During the past decade newborn screening for congenital hypothyroidism has become an important health activity in most developed countries. These screening programs have not only benefited patients and their families but also have produced new information about the epidemiology, pathophysiology, diagnosis, and treatment of thyroid disease in infancy and childhood. During this period of implementation and growth of the screening programs, a variety of issues and questions arose. Some of these have been resolved, and some have not. The point has now been reached where collation of the combined experiences of the North American programs can address these issues. The reader should understand that what follows reflects current opinion and may require changes when the results of the next decade of screening are reviewed.
Thyroxine (T4) and Thyroid-Stimulating Hormone (TSH)

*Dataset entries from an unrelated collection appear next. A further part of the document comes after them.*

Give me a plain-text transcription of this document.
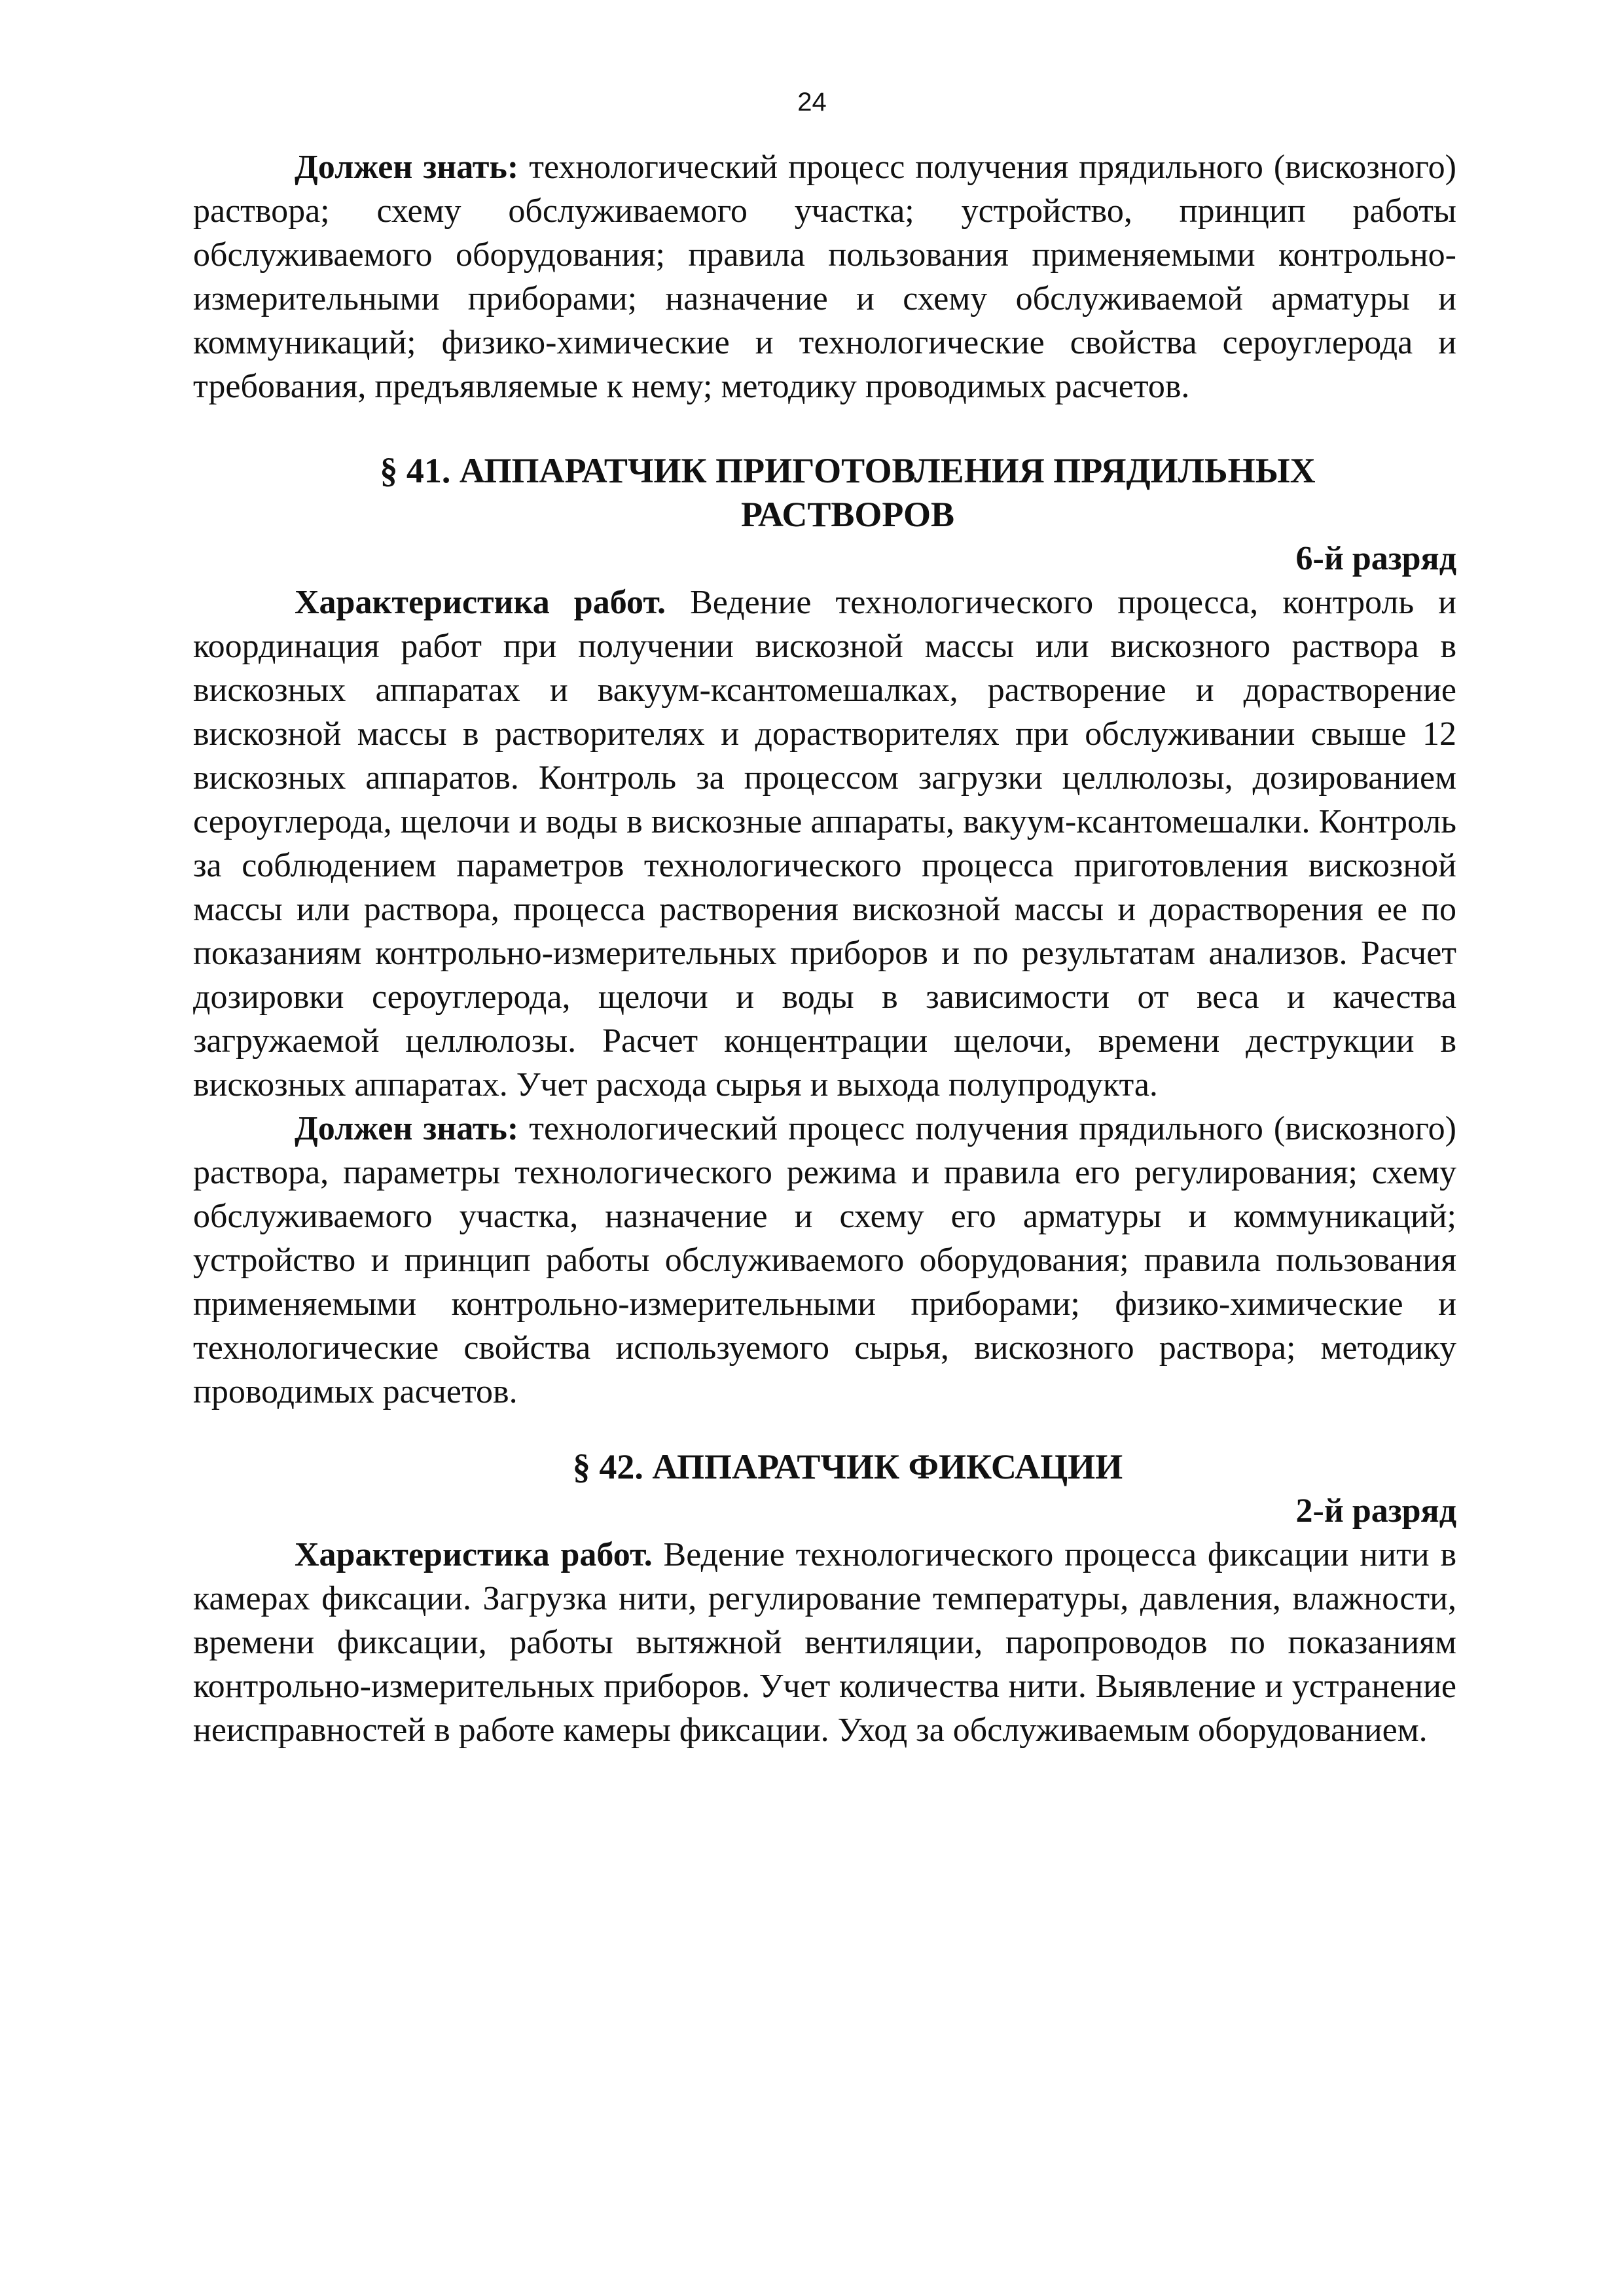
24

Должен знать: технологический процесс получения прядильного (вискозного) раствора; схему обслуживаемого участка; устройство, принцип работы обслуживаемого оборудования; правила пользования применяемыми контрольно-измерительными приборами; назначение и схему обслуживаемой арматуры и коммуникаций; физико-химические и технологические свойства сероуглерода и требования, предъявляемые к нему; методику проводимых расчетов.

§ 41. АППАРАТЧИК ПРИГОТОВЛЕНИЯ ПРЯДИЛЬНЫХ
РАСТВОРОВ
6-й разряд

Характеристика работ. Ведение технологического процесса, контроль и координация работ при получении вискозной массы или вискозного раствора в вискозных аппаратах и вакуум-ксантомешалках, растворение и дорастворение вискозной массы в растворителях и дорастворителях при обслуживании свыше 12 вискозных аппаратов. Контроль за процессом загрузки целлюлозы, дозированием сероуглерода, щелочи и воды в вискозные аппараты, вакуум-ксантомешалки. Контроль за соблюдением параметров технологического процесса приготовления вискозной массы или раствора, процесса растворения вискозной массы и дорастворения ее по показаниям контрольно-измерительных приборов и по результатам анализов. Расчет дозировки сероуглерода, щелочи и воды в зависимости от веса и качества загружаемой целлюлозы. Расчет концентрации щелочи, времени деструкции в вискозных аппаратах. Учет расхода сырья и выхода полупродукта.

Должен знать: технологический процесс получения прядильного (вискозного) раствора, параметры технологического режима и правила его регулирования; схему обслуживаемого участка, назначение и схему его арматуры и коммуникаций; устройство и принцип работы обслуживаемого оборудования; правила пользования применяемыми контрольно-измерительными приборами; физико-химические и технологические свойства используемого сырья, вискозного раствора; методику проводимых расчетов.

§ 42. АППАРАТЧИК ФИКСАЦИИ
2-й разряд

Характеристика работ. Ведение технологического процесса фиксации нити в камерах фиксации. Загрузка нити, регулирование температуры, давления, влажности, времени фиксации, работы вытяжной вентиляции, паропроводов по показаниям контрольно-измерительных приборов. Учет количества нити. Выявление и устранение неисправностей в работе камеры фиксации. Уход за обслуживаемым оборудованием.
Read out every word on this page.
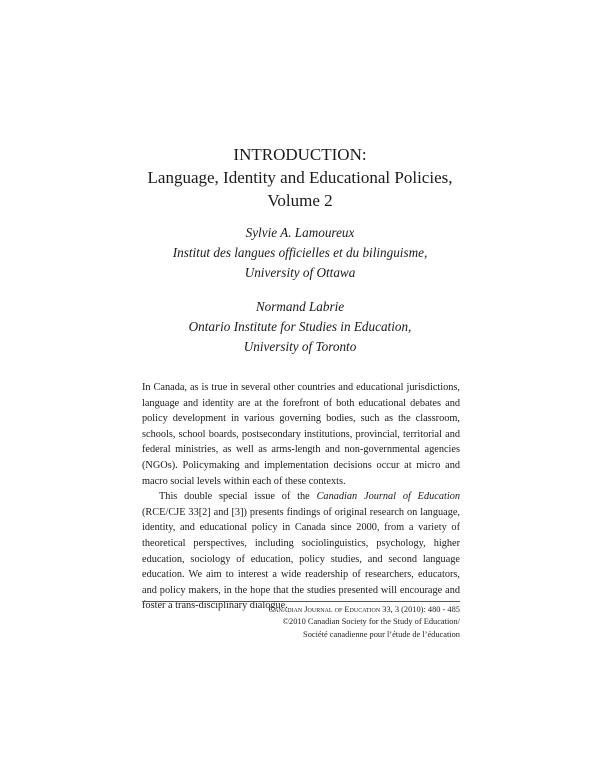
INTRODUCTION:
Language, Identity and Educational Policies,
Volume 2
Sylvie A. Lamoureux
Institut des langues officielles et du bilinguisme,
University of Ottawa
Normand Labrie
Ontario Institute for Studies in Education,
University of Toronto

In Canada, as is true in several other countries and educational jurisdictions, language and identity are at the forefront of both educational debates and policy development in various governing bodies, such as the classroom, schools, school boards, postsecondary institutions, provincial, territorial and federal ministries, as well as arms-length and non-governmental agencies (NGOs). Policymaking and implementation decisions occur at micro and macro social levels within each of these contexts.

This double special issue of the Canadian Journal of Education (RCE/CJE 33[2] and [3]) presents findings of original research on language, identity, and educational policy in Canada since 2000, from a variety of theoretical perspectives, including sociolinguistics, psychology, higher education, sociology of education, policy studies, and second language education. We aim to interest a wide readership of researchers, educators, and policy makers, in the hope that the studies presented will encourage and foster a trans-disciplinary dialogue.

Canadian Journal of Education 33, 3 (2010): 480 - 485
©2010 Canadian Society for the Study of Education/
Société canadienne pour l’étude de l’éducation
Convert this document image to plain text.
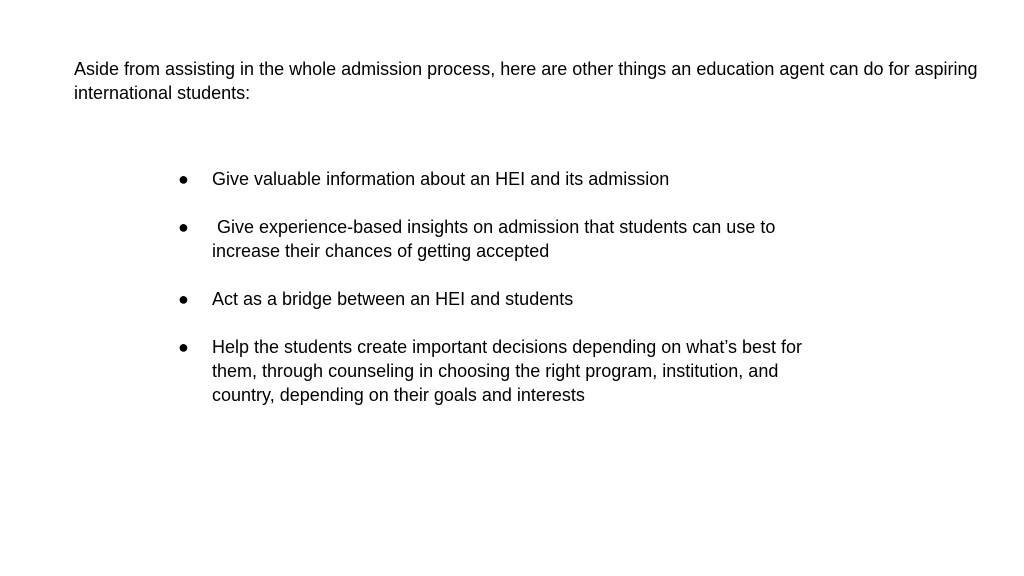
Aside from assisting in the whole admission process, here are other things an education agent can do for aspiring international students:

● Give valuable information about an HEI and its admission
● Give experience-based insights on admission that students can use to increase their chances of getting accepted
● Act as a bridge between an HEI and students
● Help the students create important decisions depending on what’s best for them, through counseling in choosing the right program, institution, and country, depending on their goals and interests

Most North American programs use a two-tiered laboratory approach. An initial T4 measurement is followed by measurement of TSH in specimens with low T4 values. In addition to detecting infants with primary hypothyroidism (low or low normal T4 level with elevated TSH value; prevalence 1:3,500 to 4,500 newborns), this approach can also identify infants with thyroxine-binding globulin deficiency and some with hypothalamic-pituitary hypothyroidism (low or low normal T4 level with normal TSH value; prevalence 1:5,000 to 10,000 and 1:50,000 to 150,000 newborns, respectively). Programs that quantify T4 values also have the option of identifying newborns with hyperthyroxinemia (1:20,000 to 40,000 newborns).
On the other hand, this approach will miss infants who have normal T4 values but elevated TSH values. Such infants are relatively commonplace in European programs where initial screening is done by measurement of TSH.